Obviously I didn’t take any of these Casanovas seriously. But I did appreciate a culture where people were more forward and expressive in their everyday interactions. When I walked to the subway from my apartment in Brooklyn, I’d often get a few “hellos” and “good mornings” from my neighbours. It was so unlike London, where people do as much as they can to avoid interacting with strangers. So when the women in my office discussed a catcalling video that went viral, expressing their disgust at all the fat slobs who hurled sexually explicit comments at them on the streets, I weighed in with my own “refreshing” opinion — patiently explaining to my sceptical-looking colleagues that, actually, it was quite nice to interact with your fellow New Yorkers.

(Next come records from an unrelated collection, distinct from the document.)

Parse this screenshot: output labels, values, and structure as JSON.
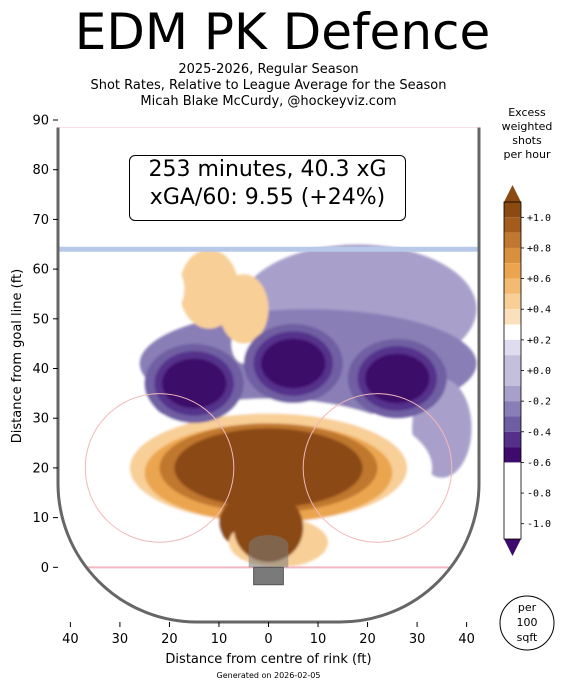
{
  "title": "EDM PK Defence",
  "subtitle_lines": [
    "2025-2026, Regular Season",
    "Shot Rates, Relative to League Average for the Season",
    "Micah Blake McCurdy, @hockeyviz.com"
  ],
  "annotation": {
    "line1": "253 minutes, 40.3 xG",
    "line2": "xGA/60: 9.55 (+24%)"
  },
  "footer": "Generated on 2026-02-05",
  "chart_data": {
    "type": "heatmap",
    "xlabel": "Distance from centre of rink (ft)",
    "ylabel": "Distance from goal line (ft)",
    "xlim": [
      -42.5,
      42.5
    ],
    "ylim": [
      -11,
      90
    ],
    "x_ticks": [
      -40,
      -30,
      -20,
      -10,
      0,
      10,
      20,
      30,
      40
    ],
    "x_tick_labels": [
      "40",
      "30",
      "20",
      "10",
      "0",
      "10",
      "20",
      "30",
      "40"
    ],
    "y_ticks": [
      0,
      10,
      20,
      30,
      40,
      50,
      60,
      70,
      80,
      90
    ],
    "colorbar": {
      "title_lines": [
        "Excess",
        "weighted",
        "shots",
        "per hour"
      ],
      "unit_label_lines": [
        "per",
        "100",
        "sqft"
      ],
      "ticks": [
        1.0,
        0.8,
        0.6,
        0.4,
        0.2,
        0.0,
        -0.2,
        -0.4,
        -0.6,
        -0.8,
        -1.0
      ],
      "tick_labels": [
        "+1.0",
        "+0.8",
        "+0.6",
        "+0.4",
        "+0.2",
        "+0.0",
        "-0.2",
        "-0.4",
        "-0.6",
        "-0.8",
        "-1.0"
      ],
      "levels": [
        1.1,
        1.0,
        0.9,
        0.8,
        0.7,
        0.6,
        0.5,
        0.4,
        0.3,
        0.2,
        0.1,
        -0.1,
        -0.2,
        -0.3,
        -0.4,
        -0.5,
        -0.6,
        -0.7,
        -0.8,
        -0.9,
        -1.0,
        -1.1
      ],
      "colors": [
        "#8b4a12",
        "#a45c1c",
        "#c0772f",
        "#d8903d",
        "#eba54f",
        "#f3bb72",
        "#f8cf96",
        "#fbe0bd",
        "#ffffff",
        "#dedcee",
        "#c3bfdc",
        "#a8a0cb",
        "#8a7eb7",
        "#6f5ea2",
        "#54308b",
        "#3e0a6b"
      ]
    },
    "rink": {
      "goal_line_y": 0,
      "blue_line_y": 64,
      "red_line_y": 89,
      "faceoff_circle_centres": [
        [
          -22,
          20
        ],
        [
          22,
          20
        ]
      ],
      "faceoff_circle_radius": 15
    },
    "hot_regions": [
      {
        "name": "slot",
        "x": 0,
        "y": 20,
        "value": 1.1
      },
      {
        "name": "low-slot",
        "x": 0,
        "y": 8,
        "value": 1.1
      },
      {
        "name": "right-point-lane",
        "x": -5,
        "y": 52,
        "value": 0.4
      }
    ],
    "cold_regions": [
      {
        "name": "left-high",
        "x": -15,
        "y": 37,
        "value": -1.0
      },
      {
        "name": "centre-high",
        "x": 5,
        "y": 41,
        "value": -1.0
      },
      {
        "name": "right-high",
        "x": 26,
        "y": 38,
        "value": -1.1
      }
    ]
  }
}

But I’ve had a change of heart. On a recent Sunday, I got onto a subway car heading to lower Manhattan. A youngish guy sitting diagonally opposite from me said “Hey baby,” or something just as cheesy. I wasn’t in the mood to chat, so I ignored him and carried on reading my book. A minute later, he tried it on again. Again, I ignored him. But then he started yelling. “You f–king bitch!” he shouted. “I was just trying to be nice, you f–king whore!” My fellow passengers were all suddenly hiding behind magazines and books, steadfastly ignoring what was going on around them. How very British of them, I thought. It got even worse. My “admirer” started spitting — first, about a yard away from I was sitting, and then getting closer and closer. When the subway car rolled into a station, I leapt off, traumatised. Since then, I’ve been groped in Times Square and received an unsolicited massage from a male passenger on another subway car. When I said it was fun to interact with New Yorkers, I’m not sure this is what I had in mind.